In the parking lot just now I saw two
average looking "bro" type college guys walking together--the droopy
shorts, t-shirt, backwards baseball cap, arms always held slightly away from
their bodies as though over an invisible fat suit, the whole bit. Then they
stopped walking and one of them knelt down to tie the other's shoelaces. I'm
not sure what was happening there by maybe they weren't as homophobic as they
looked.
An elderly couple walked out of the theatre
during the gay orgy scene when I saw The Wolf of Wall
Street. This was at least an hour and a half into the film so I guess
DiCaprio snorting cocaine from a female prostitute's anus wasn't nearly as bad
as a bunch of shirtless men dancing in a room and one of them kneeling before
the other in the inexplicit image of fellatio about to occur. As they were
leaving, the old man said something loud and angry for the audience who chose
to remain witnesses to this depravity but his voice was too weak to be
intelligible over the film.
I hear one of the problems the film is
experiencing is that it's drawing a largely conservative audience. I'm sure
many of them don't see exactly what debauchery has to do with Wall Street.
I also failed to mention Joanna Lumley's
wonderful role in the film as the English aunt of Jordan's second wife, playing
in this movie essentially a much more fascinatingly subtle version of the
character she played in Absolutely Fabulous. Though I had
seen her just the night before when I watched, on Brian's recommendation, the first episode of the
1979 supernatural horror/superhero series Sapphire &
Steel.
She costars with David McCallum as a pair
of possibly extraterrestrial beings with psychic powers named Sapphire and
Steel. I've watched the first two episodes now, which constitutes a third of
the first serial. So far I like the show, the story is a nice, spooky tale
about an amorphous malevolence causing timelines to intrude on one another,
triggered by nursery rhymes. Two children guest star in the story whose parents
have been swallowed by a room.
Elsewhere and more recently in television,
I watched the disappointing premiere episode of Sherlock
season three. As I predicted, the explanation for Sherlock surviving his death
was thoroughly lame. Steven Moffat handing the episode to Mark Gattis to write
is sort of like Andre the Giant asking Wally Shawn to lift a bus. On top of
that, Sherlock and John constantly behaved out of character just to deliver
jokes. Though, in a way, I'm glad they got the Gattis episode out of the way
first. He's one of the three co-writers on the second episode but at least
Moffat is involved on both two and three.

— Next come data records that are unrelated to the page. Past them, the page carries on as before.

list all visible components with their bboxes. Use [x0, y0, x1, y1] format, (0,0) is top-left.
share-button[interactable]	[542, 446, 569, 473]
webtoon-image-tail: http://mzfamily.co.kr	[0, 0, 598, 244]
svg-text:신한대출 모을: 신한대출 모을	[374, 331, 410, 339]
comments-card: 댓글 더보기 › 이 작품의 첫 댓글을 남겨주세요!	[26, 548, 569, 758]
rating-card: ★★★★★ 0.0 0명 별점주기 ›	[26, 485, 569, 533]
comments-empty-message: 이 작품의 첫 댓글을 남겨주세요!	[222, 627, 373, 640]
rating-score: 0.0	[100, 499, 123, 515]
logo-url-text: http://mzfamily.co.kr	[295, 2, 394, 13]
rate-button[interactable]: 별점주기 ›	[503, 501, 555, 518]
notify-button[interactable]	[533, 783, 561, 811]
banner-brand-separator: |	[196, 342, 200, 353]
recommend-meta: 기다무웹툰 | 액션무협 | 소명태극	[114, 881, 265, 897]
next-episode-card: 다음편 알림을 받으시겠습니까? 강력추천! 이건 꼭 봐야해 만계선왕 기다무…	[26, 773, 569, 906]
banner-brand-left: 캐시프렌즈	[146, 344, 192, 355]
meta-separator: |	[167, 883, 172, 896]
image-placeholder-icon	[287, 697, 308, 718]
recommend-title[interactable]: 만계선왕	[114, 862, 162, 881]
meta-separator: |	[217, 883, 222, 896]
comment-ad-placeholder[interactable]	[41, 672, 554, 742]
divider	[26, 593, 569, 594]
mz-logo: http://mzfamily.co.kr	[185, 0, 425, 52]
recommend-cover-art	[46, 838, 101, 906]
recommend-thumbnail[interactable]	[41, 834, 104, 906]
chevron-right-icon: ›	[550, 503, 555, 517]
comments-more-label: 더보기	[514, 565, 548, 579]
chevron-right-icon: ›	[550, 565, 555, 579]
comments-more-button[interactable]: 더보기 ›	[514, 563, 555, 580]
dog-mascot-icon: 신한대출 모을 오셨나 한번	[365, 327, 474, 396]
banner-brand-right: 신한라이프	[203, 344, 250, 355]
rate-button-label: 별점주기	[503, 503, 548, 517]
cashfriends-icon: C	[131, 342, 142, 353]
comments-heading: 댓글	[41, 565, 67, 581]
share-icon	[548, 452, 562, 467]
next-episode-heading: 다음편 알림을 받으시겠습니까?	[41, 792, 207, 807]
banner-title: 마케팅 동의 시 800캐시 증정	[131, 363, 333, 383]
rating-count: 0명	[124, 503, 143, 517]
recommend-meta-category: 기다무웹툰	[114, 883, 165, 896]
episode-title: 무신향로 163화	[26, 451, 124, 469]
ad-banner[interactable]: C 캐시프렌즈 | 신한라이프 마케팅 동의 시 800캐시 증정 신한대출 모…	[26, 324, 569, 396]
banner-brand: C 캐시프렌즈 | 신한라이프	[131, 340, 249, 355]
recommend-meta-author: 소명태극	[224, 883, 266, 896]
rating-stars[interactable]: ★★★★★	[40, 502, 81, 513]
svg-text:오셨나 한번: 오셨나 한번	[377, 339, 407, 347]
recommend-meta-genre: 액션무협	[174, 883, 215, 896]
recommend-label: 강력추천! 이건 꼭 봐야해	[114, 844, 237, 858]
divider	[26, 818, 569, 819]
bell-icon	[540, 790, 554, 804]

Far, far more impressive was the season
finale of Monogatari which I watched on Sunday.
Wow. The conclusion of the Nadeko
Medusa arc was so much better than I could have hoped for. I loved
how real creativity, the kind you "don't even tell God about" is
shown to be almost the opposite of Nadeko actually becoming a god. That this madness
from power was tied to her obsessive, delusional love for Araragi through which
she didn't think it strange she also wanted to murder him was even better.
And the character Kaiki, who I found so
annoying in Nisemonogatari--by the end of
Monogatari I was in love with him. Partly it's just his cool, slightly
melancholy, slightly just bored delivery is nicely at odds with the more
emotive characters. It's so rare to see a truly adult character even in
good anime.
. . .
I got up at 6am to-day--my new class
schedule demands it. Thanks to some confusing and contradictory advice from
counsellors, I didn't even know what classes I was supposed to sign up for
until after most of them were filled. The only time available for one of the
classes I need, a second anthropology class, was 9am. Which, considering I live
across town now and I still have to park off campus, means I figure I need at
least a three hour start.
I was going to reinstall The
Secret World last night--Caitlin's playing it again so I thought I
might, too, until I remembered the game takes forty gigabytes, I only had
forty-six available, and I bought the game through Steam which means all forty would
have to download before I could play anyway, something Steam predicted would
take a day and a half during which time my internet usage would be limited if I
wanted to give decent bandwidth to the thing. Meanwhile, Guild Wars
2, a much prettier game, only takes up seventeen gigabytes.
I played some Guild Wars
2 last night--I almost couldn't stop myself. I got caught up
protecting some fort that kept being retaken by bandits. The game just feels so
extraordinarily organic compared to other MMORPGs.